Dennis Hilliard, M.S. ’80

Dennis Hilliard could have kept plenty busy during the three decades of his career focusing only on examining crime scene evidence for Rhode Island’s police departments and the state Fire Marshal’s Office.

Instead, Hilliard, now in his 24th year as director of the Rhode Island State Crime Laboratory at URI, helped found one of the University’s oldest cross-disciplinary partnerships, and its accompanying lecture series, served as president of the Northeastern Association of Forensic Scientists, and coordinated a URI study on big league baseballs that garnered national attention. He continues to run schools for law enforcement agencies each fall and spring semester. Most recently, he was named to a subcommittee of the National Institute of Standards and Technology to study and recommend changes to forensic standards for federal laboratories.

And in case you think Hilliard confines his work to the Kingston campus and the law enforcement community, he also volunteers for the URI Speakers Bureau, giving more than 20 talks each year, making him the most popular lecturer around the state.

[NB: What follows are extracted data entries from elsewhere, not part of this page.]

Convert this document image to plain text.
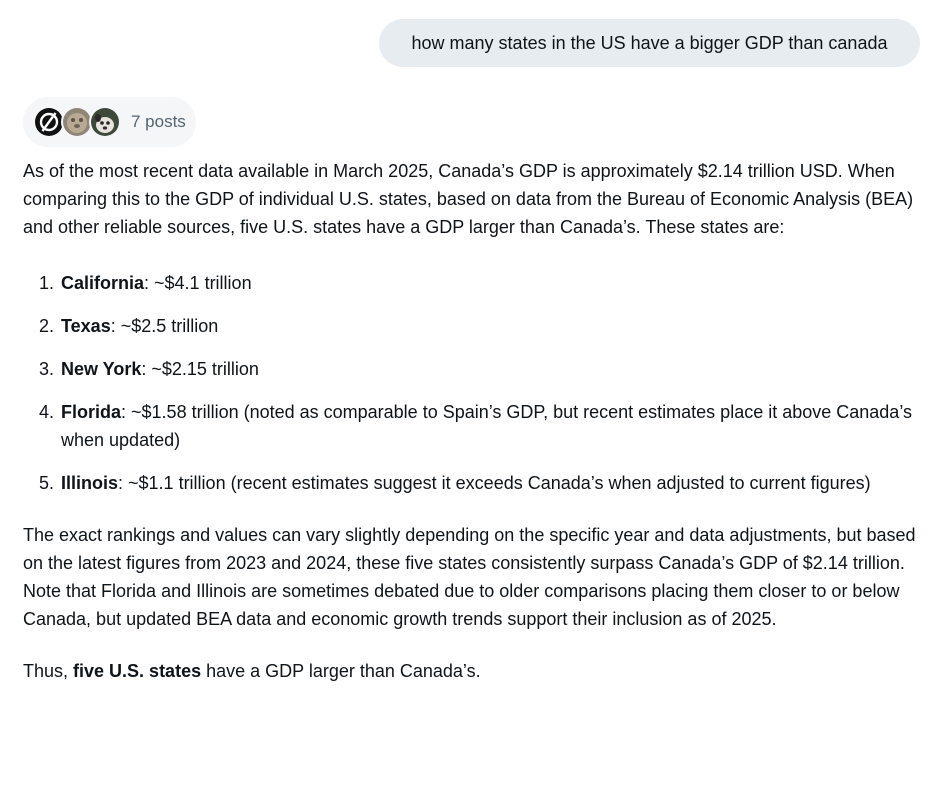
how many states in the US have a bigger GDP than canada
7 posts

As of the most recent data available in March 2025, Canada’s GDP is approximately $2.14 trillion USD. When comparing this to the GDP of individual U.S. states, based on data from the Bureau of Economic Analysis (BEA) and other reliable sources, five U.S. states have a GDP larger than Canada’s. These states are:

1. California: ~$4.1 trillion
2. Texas: ~$2.5 trillion
3. New York: ~$2.15 trillion
4. Florida: ~$1.58 trillion (noted as comparable to Spain’s GDP, but recent estimates place it above Canada’s when updated)
5. Illinois: ~$1.1 trillion (recent estimates suggest it exceeds Canada’s when adjusted to current figures)

The exact rankings and values can vary slightly depending on the specific year and data adjustments, but based on the latest figures from 2023 and 2024, these five states consistently surpass Canada’s GDP of $2.14 trillion. Note that Florida and Illinois are sometimes debated due to older comparisons placing them closer to or below Canada, but updated BEA data and economic growth trends support their inclusion as of 2025.

Thus, five U.S. states have a GDP larger than Canada’s.
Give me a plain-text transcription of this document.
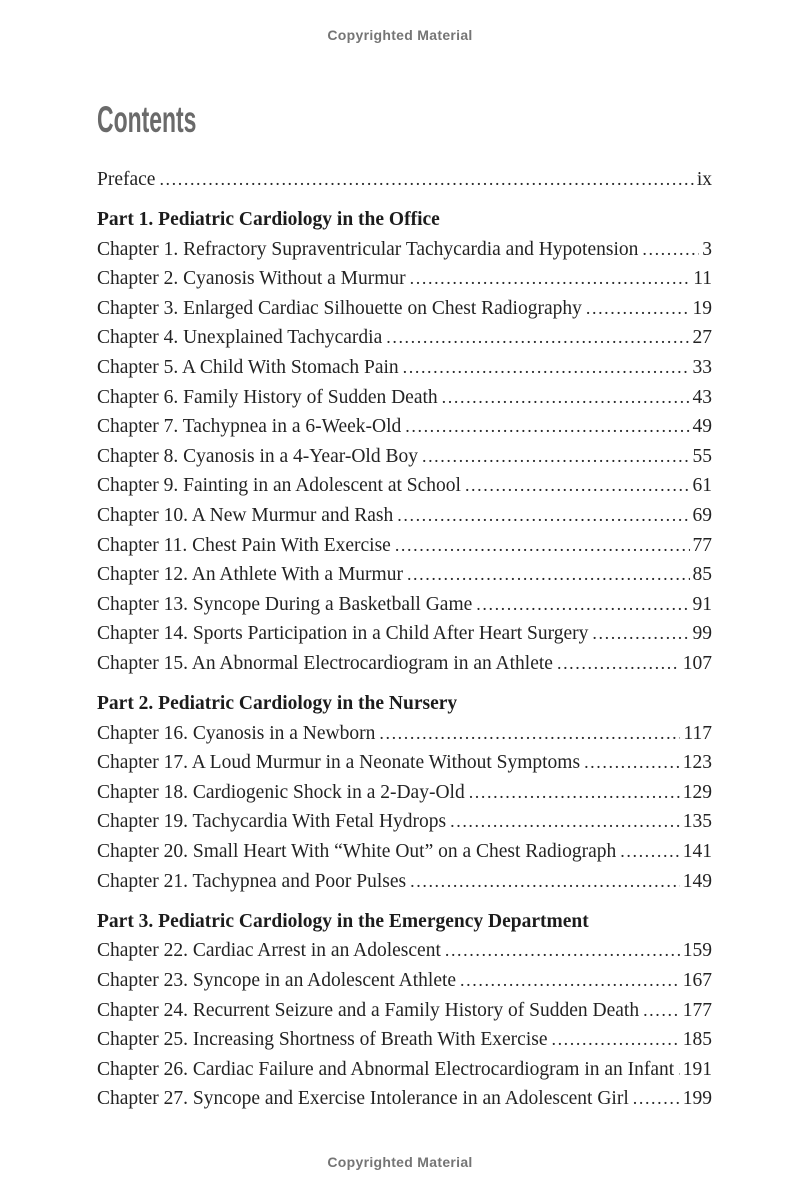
Copyrighted Material
Contents
Preface .....	ix
Part 1. Pediatric Cardiology in the Office
Chapter 1. Refractory Supraventricular Tachycardia and Hypotension .....	3
Chapter 2. Cyanosis Without a Murmur .....	11
Chapter 3. Enlarged Cardiac Silhouette on Chest Radiography .....	19
Chapter 4. Unexplained Tachycardia .....	27
Chapter 5. A Child With Stomach Pain .....	33
Chapter 6. Family History of Sudden Death .....	43
Chapter 7. Tachypnea in a 6-Week-Old .....	49
Chapter 8. Cyanosis in a 4-Year-Old Boy .....	55
Chapter 9. Fainting in an Adolescent at School .....	61
Chapter 10. A New Murmur and Rash .....	69
Chapter 11. Chest Pain With Exercise .....	77
Chapter 12. An Athlete With a Murmur .....	85
Chapter 13. Syncope During a Basketball Game .....	91
Chapter 14. Sports Participation in a Child After Heart Surgery .....	99
Chapter 15. An Abnormal Electrocardiogram in an Athlete .....	107
Part 2. Pediatric Cardiology in the Nursery
Chapter 16. Cyanosis in a Newborn .....	117
Chapter 17. A Loud Murmur in a Neonate Without Symptoms .....	123
Chapter 18. Cardiogenic Shock in a 2-Day-Old .....	129
Chapter 19. Tachycardia With Fetal Hydrops .....	135
Chapter 20. Small Heart With “White Out” on a Chest Radiograph .....	141
Chapter 21. Tachypnea and Poor Pulses .....	149
Part 3. Pediatric Cardiology in the Emergency Department
Chapter 22. Cardiac Arrest in an Adolescent .....	159
Chapter 23. Syncope in an Adolescent Athlete .....	167
Chapter 24. Recurrent Seizure and a Family History of Sudden Death ..... 177
Chapter 25. Increasing Shortness of Breath With Exercise .....	185
Chapter 26. Cardiac Failure and Abnormal Electrocardiogram in an Infant ..... 191
Chapter 27. Syncope and Exercise Intolerance in an Adolescent Girl .....	199
Copyrighted Material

But establishing the Forensic Science Partnership with colleagues Jimmie Oxley and Everett Crisman in 1999 was probably his biggest idea, as it has led to URI being recognized internationally as a leader in forensic science research. That 15-year-old baseball study, led by Hilliard, showed the general public how partnerships in science could be more effective than academic departments operating in isolation. Researchers from URI’s textiles, chemistry, chemical engineering, electrical and computer engineering, and the crime laboratory were able to prove that baseballs from 1995 and 2000 were livelier than ones from the 1960s and 1970s. That collaboration continues today and now includes the Department of Computer Science, thanks to Hilliard’s encouragement.